You are quite right. A technical correction, however:
In all of these, the annoyance is felt at 'speech time' (ST). The act (or failure to act) which causes the annoyance occurs at 'event time' (ET).
You could look more cheerful. - Hermione is annoyed now (ST) because Harry does not now (ET) look more cheerful.
You might have told me! - The speaker is annoyed now (ST) because the person she is speaking to did not then (ET) tell her what she needed to know.
'Reference time' (RT) does not come into play here, because ET = RT. RT is invoked only when a relative time is expressed - in effect, only when a perfect aspect is involved.
And note that with these irrealis (unreal) modals in past form with present reference, it is impossible to express perfect aspect, because these modals have no participles.

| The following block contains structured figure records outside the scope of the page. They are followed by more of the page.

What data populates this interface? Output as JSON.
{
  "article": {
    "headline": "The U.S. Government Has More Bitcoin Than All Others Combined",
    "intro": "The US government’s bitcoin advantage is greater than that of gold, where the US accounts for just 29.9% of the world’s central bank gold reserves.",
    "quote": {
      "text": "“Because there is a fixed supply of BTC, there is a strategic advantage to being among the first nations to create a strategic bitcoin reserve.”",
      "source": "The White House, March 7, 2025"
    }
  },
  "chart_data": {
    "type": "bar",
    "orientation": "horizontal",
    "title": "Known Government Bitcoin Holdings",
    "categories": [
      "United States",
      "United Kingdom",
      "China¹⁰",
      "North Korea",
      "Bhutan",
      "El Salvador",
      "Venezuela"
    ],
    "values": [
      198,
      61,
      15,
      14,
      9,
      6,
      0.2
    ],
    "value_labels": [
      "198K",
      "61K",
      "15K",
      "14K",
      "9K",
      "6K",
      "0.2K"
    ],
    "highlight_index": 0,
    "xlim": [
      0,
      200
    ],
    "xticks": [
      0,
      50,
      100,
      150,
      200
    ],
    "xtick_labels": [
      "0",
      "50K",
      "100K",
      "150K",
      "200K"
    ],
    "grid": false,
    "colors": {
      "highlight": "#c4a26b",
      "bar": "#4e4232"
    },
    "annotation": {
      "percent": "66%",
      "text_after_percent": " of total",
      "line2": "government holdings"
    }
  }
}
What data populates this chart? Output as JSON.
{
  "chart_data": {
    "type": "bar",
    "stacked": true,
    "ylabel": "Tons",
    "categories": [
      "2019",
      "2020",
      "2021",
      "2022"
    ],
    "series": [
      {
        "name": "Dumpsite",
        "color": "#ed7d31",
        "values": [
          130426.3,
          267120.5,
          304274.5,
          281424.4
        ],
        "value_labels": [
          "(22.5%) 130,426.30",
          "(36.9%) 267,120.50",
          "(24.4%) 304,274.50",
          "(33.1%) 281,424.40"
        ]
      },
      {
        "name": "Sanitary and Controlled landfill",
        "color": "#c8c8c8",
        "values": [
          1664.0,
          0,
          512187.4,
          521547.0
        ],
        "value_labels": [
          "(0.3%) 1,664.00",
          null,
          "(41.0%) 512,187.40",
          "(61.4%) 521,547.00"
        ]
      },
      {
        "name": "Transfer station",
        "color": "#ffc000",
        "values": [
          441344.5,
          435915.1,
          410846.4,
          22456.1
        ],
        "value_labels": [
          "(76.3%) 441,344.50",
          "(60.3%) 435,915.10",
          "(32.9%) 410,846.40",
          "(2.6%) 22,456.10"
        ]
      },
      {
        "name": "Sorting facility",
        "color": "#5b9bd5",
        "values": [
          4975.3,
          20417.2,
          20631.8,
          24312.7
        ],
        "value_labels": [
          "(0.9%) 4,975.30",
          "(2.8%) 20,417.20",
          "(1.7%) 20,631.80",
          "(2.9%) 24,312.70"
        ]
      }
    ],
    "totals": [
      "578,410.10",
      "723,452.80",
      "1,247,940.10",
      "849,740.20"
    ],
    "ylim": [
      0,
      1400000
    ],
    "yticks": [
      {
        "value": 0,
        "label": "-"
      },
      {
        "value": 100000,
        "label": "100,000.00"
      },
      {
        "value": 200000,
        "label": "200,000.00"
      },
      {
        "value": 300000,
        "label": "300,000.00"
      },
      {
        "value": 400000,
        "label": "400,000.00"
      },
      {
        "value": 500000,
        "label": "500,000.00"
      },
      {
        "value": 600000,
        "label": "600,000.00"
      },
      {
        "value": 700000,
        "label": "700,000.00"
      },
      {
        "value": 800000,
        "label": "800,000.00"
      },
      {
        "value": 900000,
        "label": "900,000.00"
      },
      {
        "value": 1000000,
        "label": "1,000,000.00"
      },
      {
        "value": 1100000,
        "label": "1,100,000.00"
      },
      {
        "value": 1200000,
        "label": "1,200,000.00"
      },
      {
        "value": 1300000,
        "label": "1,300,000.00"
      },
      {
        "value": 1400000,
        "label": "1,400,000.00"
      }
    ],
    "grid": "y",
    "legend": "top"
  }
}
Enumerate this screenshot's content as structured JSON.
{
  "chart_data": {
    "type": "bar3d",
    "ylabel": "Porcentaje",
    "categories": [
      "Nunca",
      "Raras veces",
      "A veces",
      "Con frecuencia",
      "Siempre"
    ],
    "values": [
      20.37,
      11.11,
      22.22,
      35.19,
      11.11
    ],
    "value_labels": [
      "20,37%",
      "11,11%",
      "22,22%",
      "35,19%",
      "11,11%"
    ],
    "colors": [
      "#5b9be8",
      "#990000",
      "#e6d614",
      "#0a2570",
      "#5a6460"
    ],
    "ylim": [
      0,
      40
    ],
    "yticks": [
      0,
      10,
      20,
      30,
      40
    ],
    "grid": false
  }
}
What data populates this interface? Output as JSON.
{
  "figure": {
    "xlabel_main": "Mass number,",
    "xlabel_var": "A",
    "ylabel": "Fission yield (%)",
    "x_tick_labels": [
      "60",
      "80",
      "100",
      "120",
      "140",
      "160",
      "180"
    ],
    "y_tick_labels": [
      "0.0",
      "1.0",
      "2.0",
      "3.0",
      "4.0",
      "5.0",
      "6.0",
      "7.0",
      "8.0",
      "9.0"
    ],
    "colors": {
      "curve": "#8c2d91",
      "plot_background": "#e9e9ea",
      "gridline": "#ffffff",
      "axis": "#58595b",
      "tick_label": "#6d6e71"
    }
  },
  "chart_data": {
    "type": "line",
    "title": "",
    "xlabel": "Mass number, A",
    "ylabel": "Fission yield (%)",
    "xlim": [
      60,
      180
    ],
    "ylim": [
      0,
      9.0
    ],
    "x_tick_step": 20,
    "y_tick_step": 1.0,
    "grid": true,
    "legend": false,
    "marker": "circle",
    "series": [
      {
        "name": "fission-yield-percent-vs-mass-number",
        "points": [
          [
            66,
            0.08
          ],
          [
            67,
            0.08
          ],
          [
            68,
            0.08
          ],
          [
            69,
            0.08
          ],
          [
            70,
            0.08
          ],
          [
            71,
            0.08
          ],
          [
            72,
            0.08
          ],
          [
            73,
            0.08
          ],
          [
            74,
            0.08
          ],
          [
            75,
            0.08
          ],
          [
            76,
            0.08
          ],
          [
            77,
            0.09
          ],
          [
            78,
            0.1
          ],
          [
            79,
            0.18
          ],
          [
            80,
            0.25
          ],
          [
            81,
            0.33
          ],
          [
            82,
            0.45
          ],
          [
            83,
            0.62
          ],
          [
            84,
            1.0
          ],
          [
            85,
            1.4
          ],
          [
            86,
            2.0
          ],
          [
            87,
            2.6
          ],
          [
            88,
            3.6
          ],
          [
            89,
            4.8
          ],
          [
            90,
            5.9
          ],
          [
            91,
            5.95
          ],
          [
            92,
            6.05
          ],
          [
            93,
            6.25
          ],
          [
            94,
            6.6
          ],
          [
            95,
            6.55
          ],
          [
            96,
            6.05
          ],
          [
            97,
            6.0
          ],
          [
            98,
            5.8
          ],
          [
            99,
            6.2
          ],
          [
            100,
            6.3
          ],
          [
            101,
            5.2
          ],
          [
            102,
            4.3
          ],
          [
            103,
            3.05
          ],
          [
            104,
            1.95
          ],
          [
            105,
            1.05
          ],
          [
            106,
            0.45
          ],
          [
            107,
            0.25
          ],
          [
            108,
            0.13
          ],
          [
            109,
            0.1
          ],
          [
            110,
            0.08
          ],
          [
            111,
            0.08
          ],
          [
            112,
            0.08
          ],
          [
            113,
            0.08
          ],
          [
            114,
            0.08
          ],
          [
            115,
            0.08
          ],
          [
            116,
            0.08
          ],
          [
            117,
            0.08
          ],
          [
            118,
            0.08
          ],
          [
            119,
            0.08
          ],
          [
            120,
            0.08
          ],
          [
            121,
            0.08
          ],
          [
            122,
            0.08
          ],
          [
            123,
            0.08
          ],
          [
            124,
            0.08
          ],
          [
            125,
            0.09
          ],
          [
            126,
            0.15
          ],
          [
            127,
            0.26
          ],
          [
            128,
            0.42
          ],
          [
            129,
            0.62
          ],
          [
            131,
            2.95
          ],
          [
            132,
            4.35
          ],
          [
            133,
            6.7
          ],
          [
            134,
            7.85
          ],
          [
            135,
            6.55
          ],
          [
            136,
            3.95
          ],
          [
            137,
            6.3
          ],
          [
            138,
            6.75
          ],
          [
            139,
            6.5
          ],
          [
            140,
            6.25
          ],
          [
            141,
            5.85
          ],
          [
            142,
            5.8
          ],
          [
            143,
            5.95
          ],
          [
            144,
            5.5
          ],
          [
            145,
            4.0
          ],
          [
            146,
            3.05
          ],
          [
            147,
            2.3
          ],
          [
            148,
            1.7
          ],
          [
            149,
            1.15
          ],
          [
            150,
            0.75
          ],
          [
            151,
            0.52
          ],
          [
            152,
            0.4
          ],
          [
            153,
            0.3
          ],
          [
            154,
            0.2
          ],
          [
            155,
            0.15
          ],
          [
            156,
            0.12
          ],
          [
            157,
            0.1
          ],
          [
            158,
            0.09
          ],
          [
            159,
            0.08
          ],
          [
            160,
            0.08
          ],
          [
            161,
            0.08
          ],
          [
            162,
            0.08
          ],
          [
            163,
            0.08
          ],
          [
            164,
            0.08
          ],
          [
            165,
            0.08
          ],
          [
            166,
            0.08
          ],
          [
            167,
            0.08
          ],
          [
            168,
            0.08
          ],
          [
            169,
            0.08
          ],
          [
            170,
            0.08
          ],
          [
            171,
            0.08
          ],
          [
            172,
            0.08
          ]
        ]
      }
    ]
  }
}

In fact, if we want to backshift these utterances, we have to carry them unchanged into the past:
Hermione was annoyed. She felt that Harry might look more cheerful.
I was annoyed. I felt that you might have told me!
When MODALPAST has ST reference, the construction MODALPAST + have + VERBPAST PARTICIPLE, although it employs a 'perfect' construction, does not express perfect aspect but only 'anteriority', pastness.
This is just one more case where the evolving use of modals has thrown a monkey wrench* into the grammatical works.